This is a second version of the Univox Super Fuzz. Check out the first version in these posts. The first version fit a 1590BB sized box. This time I thought I’d try and get it into a smaller 1590B box (this is my favorite size).
This worked pretty well but jacks and footswitch are a tight fit and required more careful drilling. This board might be a better fit for a 125B.
I had these PCBs manufactured at OSHPark.com. Their service is pretty good. the boards are well made, costwise its hard to beat PCBWay.com. OSHPark charges $5 square inch, and provide 3 PCBs with free shipping.
These boards are 2.04 x 2.17 inch. They came out to $22.10 shipped, for three PCBs. That’s $7.37 per board. PCBWay would have been $5 for 10 boards but, shipping would have been $22.76. Overall cost is greater but, cost per board is much cheaper at $2.78. If you only need 1 to 3 boards and your in the US OSHPark might be an option!

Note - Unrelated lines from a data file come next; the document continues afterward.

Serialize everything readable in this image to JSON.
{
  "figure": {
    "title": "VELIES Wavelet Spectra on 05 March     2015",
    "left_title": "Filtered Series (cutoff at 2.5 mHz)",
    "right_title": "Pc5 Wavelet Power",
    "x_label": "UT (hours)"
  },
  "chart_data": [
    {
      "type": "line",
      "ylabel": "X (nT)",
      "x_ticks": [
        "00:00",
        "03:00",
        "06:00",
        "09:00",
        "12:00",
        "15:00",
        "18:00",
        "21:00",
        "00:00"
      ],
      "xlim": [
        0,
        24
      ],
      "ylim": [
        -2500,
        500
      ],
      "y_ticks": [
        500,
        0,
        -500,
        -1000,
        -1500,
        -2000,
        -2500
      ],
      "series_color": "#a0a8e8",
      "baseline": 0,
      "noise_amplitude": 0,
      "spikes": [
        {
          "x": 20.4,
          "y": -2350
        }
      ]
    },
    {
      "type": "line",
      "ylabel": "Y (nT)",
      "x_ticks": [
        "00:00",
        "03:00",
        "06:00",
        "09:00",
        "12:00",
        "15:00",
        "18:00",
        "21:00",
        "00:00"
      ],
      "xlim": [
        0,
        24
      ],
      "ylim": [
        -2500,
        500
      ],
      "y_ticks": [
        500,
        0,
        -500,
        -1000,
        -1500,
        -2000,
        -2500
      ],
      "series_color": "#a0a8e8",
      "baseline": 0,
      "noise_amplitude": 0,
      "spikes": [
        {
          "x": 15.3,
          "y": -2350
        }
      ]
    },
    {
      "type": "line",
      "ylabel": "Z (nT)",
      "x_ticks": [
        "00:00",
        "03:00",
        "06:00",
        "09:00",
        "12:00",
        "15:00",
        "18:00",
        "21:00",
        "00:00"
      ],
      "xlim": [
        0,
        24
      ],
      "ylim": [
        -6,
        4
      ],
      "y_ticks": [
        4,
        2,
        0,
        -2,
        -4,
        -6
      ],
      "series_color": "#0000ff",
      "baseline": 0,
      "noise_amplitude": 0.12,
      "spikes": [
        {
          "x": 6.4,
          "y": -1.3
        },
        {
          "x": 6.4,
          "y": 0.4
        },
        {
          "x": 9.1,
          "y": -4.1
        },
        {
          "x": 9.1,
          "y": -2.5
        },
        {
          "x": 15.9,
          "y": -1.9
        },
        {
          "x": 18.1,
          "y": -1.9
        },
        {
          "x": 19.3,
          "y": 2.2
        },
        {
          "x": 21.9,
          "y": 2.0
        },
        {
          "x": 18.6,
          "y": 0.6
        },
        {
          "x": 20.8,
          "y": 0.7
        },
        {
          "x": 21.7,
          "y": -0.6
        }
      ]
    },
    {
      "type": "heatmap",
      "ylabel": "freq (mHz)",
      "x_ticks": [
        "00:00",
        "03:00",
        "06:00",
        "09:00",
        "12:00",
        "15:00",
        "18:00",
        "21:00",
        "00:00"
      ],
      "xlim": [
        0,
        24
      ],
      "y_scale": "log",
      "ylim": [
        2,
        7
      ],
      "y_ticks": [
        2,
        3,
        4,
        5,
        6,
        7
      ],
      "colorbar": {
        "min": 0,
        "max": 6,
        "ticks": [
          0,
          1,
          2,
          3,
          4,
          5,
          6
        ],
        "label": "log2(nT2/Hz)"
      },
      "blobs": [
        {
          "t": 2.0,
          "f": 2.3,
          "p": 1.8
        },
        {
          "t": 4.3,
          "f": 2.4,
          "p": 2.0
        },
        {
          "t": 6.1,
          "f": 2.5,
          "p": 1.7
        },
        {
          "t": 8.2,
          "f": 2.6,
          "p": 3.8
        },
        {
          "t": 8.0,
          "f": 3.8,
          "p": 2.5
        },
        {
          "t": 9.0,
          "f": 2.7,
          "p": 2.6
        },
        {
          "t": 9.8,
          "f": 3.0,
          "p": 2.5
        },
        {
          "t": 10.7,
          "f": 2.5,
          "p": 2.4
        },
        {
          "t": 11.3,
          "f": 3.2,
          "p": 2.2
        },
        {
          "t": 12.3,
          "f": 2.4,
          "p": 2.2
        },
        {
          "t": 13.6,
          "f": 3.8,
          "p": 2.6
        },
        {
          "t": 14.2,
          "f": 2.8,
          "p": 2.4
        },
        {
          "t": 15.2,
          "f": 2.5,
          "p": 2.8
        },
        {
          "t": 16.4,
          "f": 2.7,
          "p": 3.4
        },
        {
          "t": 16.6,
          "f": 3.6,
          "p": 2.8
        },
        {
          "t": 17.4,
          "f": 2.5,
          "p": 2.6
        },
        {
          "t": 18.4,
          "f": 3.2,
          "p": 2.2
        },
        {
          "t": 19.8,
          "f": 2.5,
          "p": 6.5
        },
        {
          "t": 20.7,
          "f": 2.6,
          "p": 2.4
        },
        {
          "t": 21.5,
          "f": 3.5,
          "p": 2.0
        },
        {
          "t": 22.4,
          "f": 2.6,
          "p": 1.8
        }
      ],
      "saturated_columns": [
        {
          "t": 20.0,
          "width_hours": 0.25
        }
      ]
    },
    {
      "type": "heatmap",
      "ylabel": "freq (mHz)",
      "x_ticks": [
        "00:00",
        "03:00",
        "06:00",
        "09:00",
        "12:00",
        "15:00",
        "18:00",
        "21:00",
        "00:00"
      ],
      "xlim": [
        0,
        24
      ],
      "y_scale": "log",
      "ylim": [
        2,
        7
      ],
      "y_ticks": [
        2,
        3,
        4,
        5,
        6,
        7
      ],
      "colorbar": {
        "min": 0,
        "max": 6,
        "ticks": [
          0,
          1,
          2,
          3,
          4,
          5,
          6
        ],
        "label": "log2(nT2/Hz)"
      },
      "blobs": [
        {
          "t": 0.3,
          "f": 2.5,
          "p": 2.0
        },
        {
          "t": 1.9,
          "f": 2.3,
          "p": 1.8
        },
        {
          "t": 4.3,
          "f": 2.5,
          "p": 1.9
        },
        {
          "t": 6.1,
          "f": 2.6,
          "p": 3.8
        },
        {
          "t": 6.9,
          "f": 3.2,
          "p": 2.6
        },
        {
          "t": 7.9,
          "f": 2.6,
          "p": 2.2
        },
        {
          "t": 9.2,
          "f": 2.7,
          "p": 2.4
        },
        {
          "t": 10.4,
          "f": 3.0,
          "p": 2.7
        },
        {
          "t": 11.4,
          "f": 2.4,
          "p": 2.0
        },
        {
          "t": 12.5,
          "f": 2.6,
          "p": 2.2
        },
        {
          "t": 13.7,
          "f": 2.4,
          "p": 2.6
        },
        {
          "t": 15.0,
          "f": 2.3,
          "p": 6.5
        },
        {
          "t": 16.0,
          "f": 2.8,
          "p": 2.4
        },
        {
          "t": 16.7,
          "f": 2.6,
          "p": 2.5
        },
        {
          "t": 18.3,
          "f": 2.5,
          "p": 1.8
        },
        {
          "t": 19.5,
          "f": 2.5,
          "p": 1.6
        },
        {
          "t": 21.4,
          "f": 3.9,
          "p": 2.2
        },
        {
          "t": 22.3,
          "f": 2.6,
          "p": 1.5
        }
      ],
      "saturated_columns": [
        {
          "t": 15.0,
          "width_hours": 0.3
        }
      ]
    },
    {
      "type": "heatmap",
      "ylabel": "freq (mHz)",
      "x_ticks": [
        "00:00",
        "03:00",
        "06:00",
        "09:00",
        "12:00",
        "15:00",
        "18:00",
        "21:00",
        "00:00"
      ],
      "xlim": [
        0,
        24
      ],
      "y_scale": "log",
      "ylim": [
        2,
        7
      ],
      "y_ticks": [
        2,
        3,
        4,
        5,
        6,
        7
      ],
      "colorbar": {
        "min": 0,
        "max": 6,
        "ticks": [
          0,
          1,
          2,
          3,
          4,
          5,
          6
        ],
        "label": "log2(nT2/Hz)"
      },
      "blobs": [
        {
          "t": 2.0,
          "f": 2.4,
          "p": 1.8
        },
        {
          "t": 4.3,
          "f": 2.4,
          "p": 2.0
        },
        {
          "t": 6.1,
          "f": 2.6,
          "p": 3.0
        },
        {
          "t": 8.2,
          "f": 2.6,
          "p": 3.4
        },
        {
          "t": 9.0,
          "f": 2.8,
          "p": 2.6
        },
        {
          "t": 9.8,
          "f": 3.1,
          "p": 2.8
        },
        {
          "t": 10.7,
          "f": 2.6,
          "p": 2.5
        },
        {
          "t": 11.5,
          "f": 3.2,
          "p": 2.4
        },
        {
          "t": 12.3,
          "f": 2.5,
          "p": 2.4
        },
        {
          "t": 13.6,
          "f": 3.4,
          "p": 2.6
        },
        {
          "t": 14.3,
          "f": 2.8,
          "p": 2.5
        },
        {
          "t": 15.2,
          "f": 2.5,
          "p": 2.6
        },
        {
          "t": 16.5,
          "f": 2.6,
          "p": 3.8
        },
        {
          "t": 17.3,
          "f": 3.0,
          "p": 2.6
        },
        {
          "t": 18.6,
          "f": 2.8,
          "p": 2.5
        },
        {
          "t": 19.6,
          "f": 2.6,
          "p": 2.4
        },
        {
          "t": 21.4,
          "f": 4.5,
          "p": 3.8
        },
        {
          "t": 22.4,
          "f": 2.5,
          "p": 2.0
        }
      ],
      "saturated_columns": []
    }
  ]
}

Luckily this one worked first attempt! The process I used was to copy my original Eagle project and modify the PCB layout. This meant that I had a tested schematic. Just changing the layout meant that chance of an error was much lower.














This is based on a schematic from freestomboxes.org. There are a lot of great builds in the thread. This schematic adds a trim pot to tune the octave, and another to tune the diode clipping. It also adds an external tone pot.
Conclusion
Great build if you like octave fuzz. This sounds as good as any nasty octave fuzz. The trim pot helps tune the octave. The tone pot is good and adds a useful option.
If there are any cons, I’d say its the complexity, the part count is very high. While the sound is good I think you could make a fuzz that sounds as good with fewer parts.
Should you build this? If you like nasty octave fuzz, if you are looking for doom metal sounds yes, build this. If octave fuzz is not your thing, or you already have an octave fuzz you like, you might pass, and build this tremolo instead.